Max workers and memory usage

performance
not-a-bug

#1

Hi all, I’m investigating some memory issues with our rather large Android build. I have couple of questions about possible memory usage with different options.

From what I understand, org.gradle.workers.max property will limit number of total worker processes Gradle spawns. Does this include jvms forked to run tests, JavaCompile task, dex etc.?

Second question is about org.gradle.jvmargs property – does it affect only Gradle client? My understanding is that yes, and that’s why e.g. test task has its own max heap settings. Does that mean maximum memory usage might be equal to max_workers * heaviest_task_usage, assuming the build can parallelize heaviest task enough to run it max_worker times? And then we’d have to limit each of those tasks, or reduce parallelism?

Do you have any pointers in general to identify proper combination of options to avoid oom errors? For example our machines have 64 cores (build scan shows max 64 workers), would it be possible that too many tasks are run in parallel for which jvm follows different settings than org.gradle.jvmargs, thus depleting the memory? I’m pretty sure 64 is way overkill anyway. Or maybe is there some way to identify heavy jvm forks?

Thanks for any help!


(Stefan Oehme) #2

It does.

I guess you mean the Gradle daemon. The client is what we call the small command line app that connects to the daemon that does the actual build.
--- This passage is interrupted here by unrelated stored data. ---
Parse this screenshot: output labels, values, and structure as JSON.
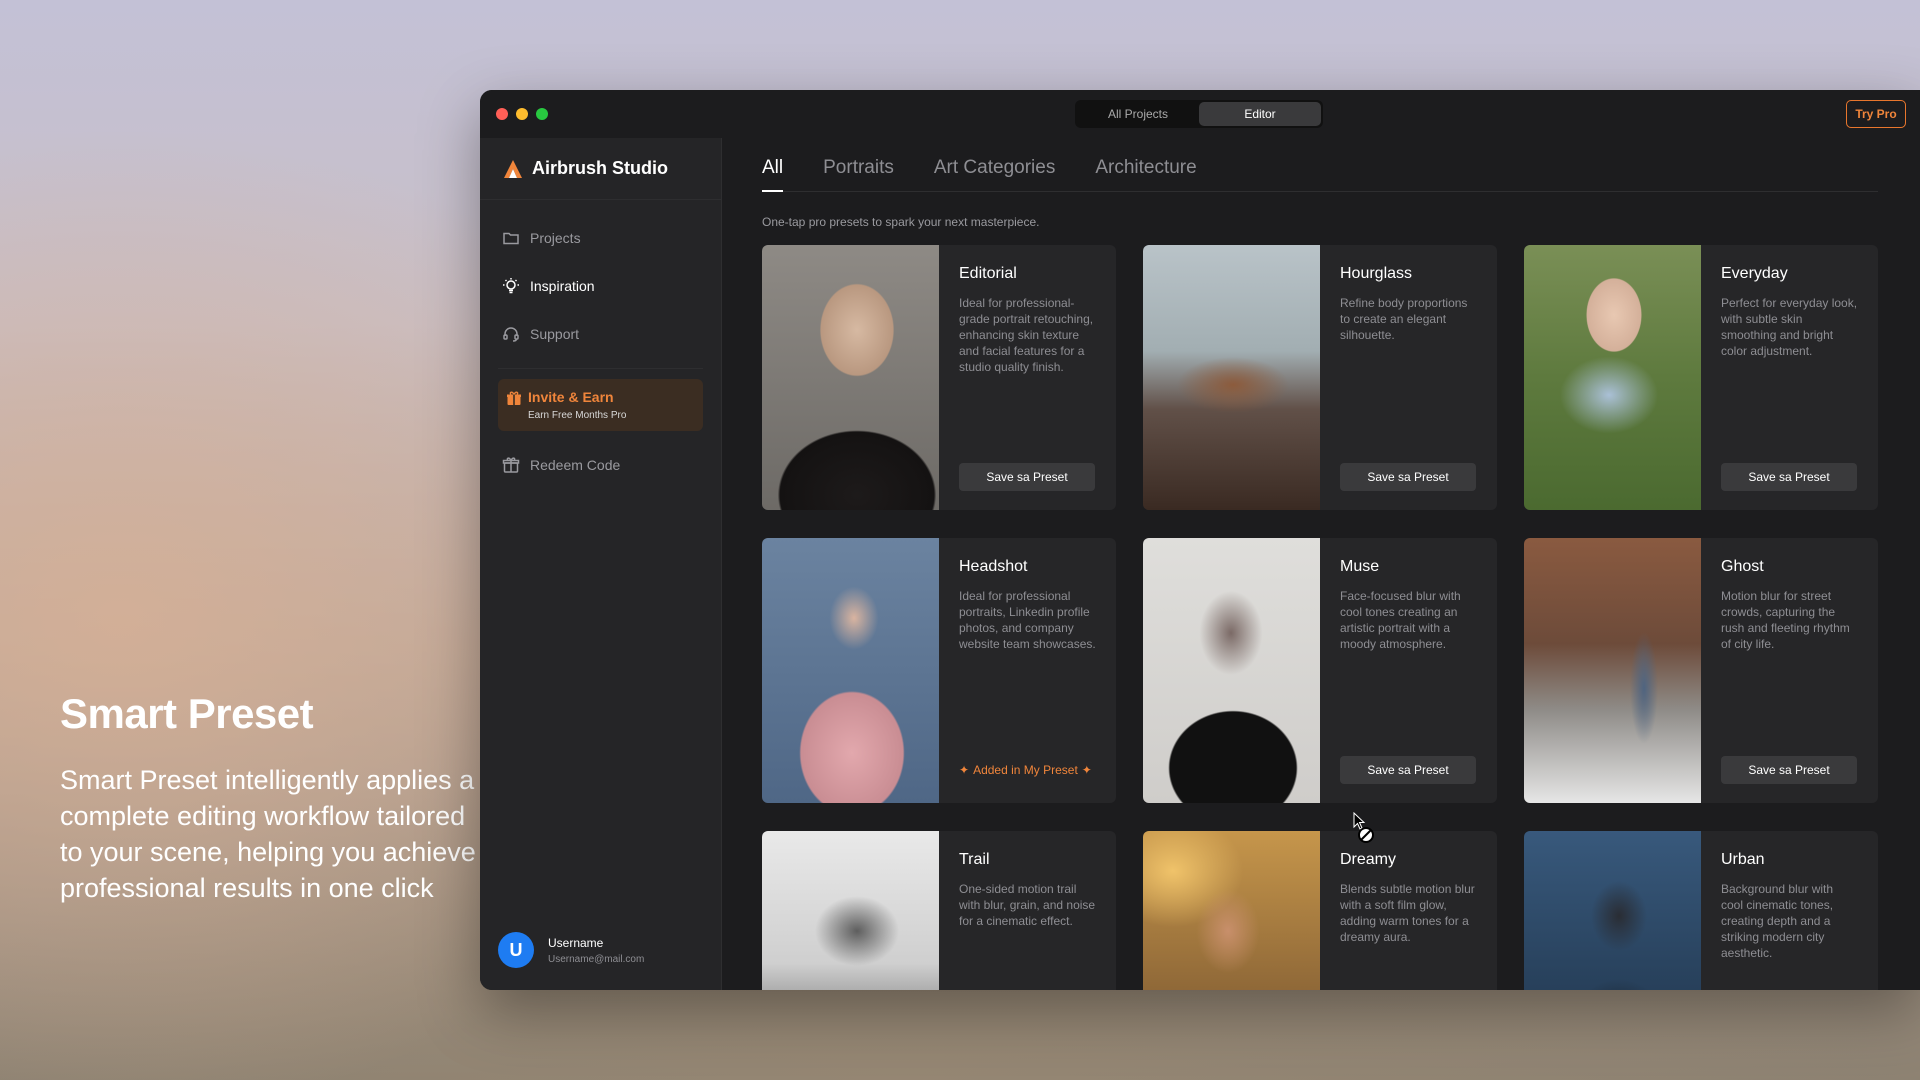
{
  "promo": {
    "title": "Smart Preset",
    "text": "Smart Preset intelligently applies a complete editing workflow tailored to your scene, helping you achieve professional results in one click"
  },
  "window": {
    "segments": [
      "All Projects",
      "Editor"
    ],
    "active_segment": "Editor",
    "try_pro": "Try Pro"
  },
  "sidebar": {
    "brand": "Airbrush Studio",
    "items": [
      {
        "label": "Projects",
        "icon": "folder-icon"
      },
      {
        "label": "Inspiration",
        "icon": "lightbulb-icon",
        "active": true
      },
      {
        "label": "Support",
        "icon": "headset-icon"
      }
    ],
    "invite": {
      "title": "Invite & Earn",
      "subtitle": "Earn Free Months Pro",
      "icon": "gift-icon"
    },
    "redeem": {
      "label": "Redeem Code",
      "icon": "gift-box-icon"
    },
    "user": {
      "initial": "U",
      "name": "Username",
      "email": "Username@mail.com"
    }
  },
  "main": {
    "tabs": [
      "All",
      "Portraits",
      "Art Categories",
      "Architecture"
    ],
    "active_tab": "All",
    "subtitle": "One-tap pro presets to spark your next masterpiece.",
    "save_label": "Save sa Preset",
    "added_label": "Added in My Preset",
    "presets": [
      {
        "title": "Editorial",
        "desc": "Ideal for professional-grade portrait retouching, enhancing skin texture and facial features for a studio quality finish."
      },
      {
        "title": "Hourglass",
        "desc": "Refine body proportions to create an elegant silhouette."
      },
      {
        "title": "Everyday",
        "desc": "Perfect for everyday look, with subtle skin smoothing and bright color adjustment."
      },
      {
        "title": "Headshot",
        "desc": "Ideal for professional portraits, Linkedin profile photos, and company website team showcases.",
        "added": true
      },
      {
        "title": "Muse",
        "desc": "Face-focused blur with cool tones creating an artistic portrait with a moody atmosphere."
      },
      {
        "title": "Ghost",
        "desc": "Motion blur for street crowds, capturing the rush and fleeting rhythm of city life."
      },
      {
        "title": "Trail",
        "desc": "One-sided motion trail with blur, grain, and noise for a cinematic effect."
      },
      {
        "title": "Dreamy",
        "desc": "Blends subtle motion blur with a soft film glow, adding warm tones for a dreamy aura."
      },
      {
        "title": "Urban",
        "desc": "Background blur with cool cinematic tones, creating depth and a striking modern city aesthetic."
      }
    ]
  },
  "colors": {
    "accent": "#f0853b",
    "avatar": "#1e7cf2",
    "window_bg": "#1c1c1e"
  }
}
And yes this setting is for the daemon only

Yes, but Gradle will stop forking more processes if there isn’t enough system memory. If that doesn’t work in some case, feel free to open an issue.

In general you’ll want to specify some reasonable limit for every forking task. See also https://github.com/gradle/gradle/issues/6216


#3

Stefan, thanks a lot for the answer!

I guess you mean the Gradle daemon.

That’s right.

Yes, but Gradle will stop forking more processes if there isn’t enough system memory.

Not sure if that might’ve been the reason, but our virtual machines have 64 cores and only 16GB of memory. If build scan always shows all workers, then I see ~14 worker threads created by Gradle and then the build usually crashed during one of several thousands unit tests.

But I’m still not clear on one thing, for example when I serialize the tests: set max workers to 1, and for tests do:

tasks.withType(Test) {
    maxParallelForks 1
    maxHeapSize = "16m"
}

then consistently 45 tests pass and 46th crashes with OOM (java.lang.OutOfMemoryError: GC overhead limit exceeded) – it’s understandable and reproducible. However even when I specify e.g. forkEvery 5, the results are the same – 45 tests pass, 46th crashes. Daemon has plenty memory (8g, absurdly high, now I know) and the failing tests pass when they are the only ones that run. I’m aware 16m memory for tests isn’t enough, but I want to understand the various options and how they work together. Shouldn’t every 5 tests have their own jvm with 16m memory in this case? I’d expect that running 5 tests manually and running 100 tests with forkEvery 5 would yield same results memory-wise.


#4

Ha! My bad, forkEvery forks every x classes, not tests as in methods. forkEvery 1 works as expected and forks new VM that’s capable of running new tests.

This leaves last question, then – how to determine appropriate memory settings for Gradle daemon (e.g. Android dex will run in-process, and it needs ~1-2g I think), tests and all javaExec tasks. I suppose the only way is to properly profile the build. Right now I’m planning to run the profiler using linux perf to see all processes and play with different values. Does that make sense to you?


(Stefan Oehme) #5

Crashed with what exception? Maybe the problem is not using too much overall memory, but actually giving the test VM too little?

Note that using forkEvery is generally a bad idea, as it will greatly slow down testing. Forking a new VM costs a lot of time.

If overall machine memory is the problem, I’d just limit overall parallelism on a machine with such a discrepancy between CPU and RAM. Something like --max-workers 16 should probably do. If possible I’d change machines to something more balanced, e.g. 16 cores and 32GB of RAM.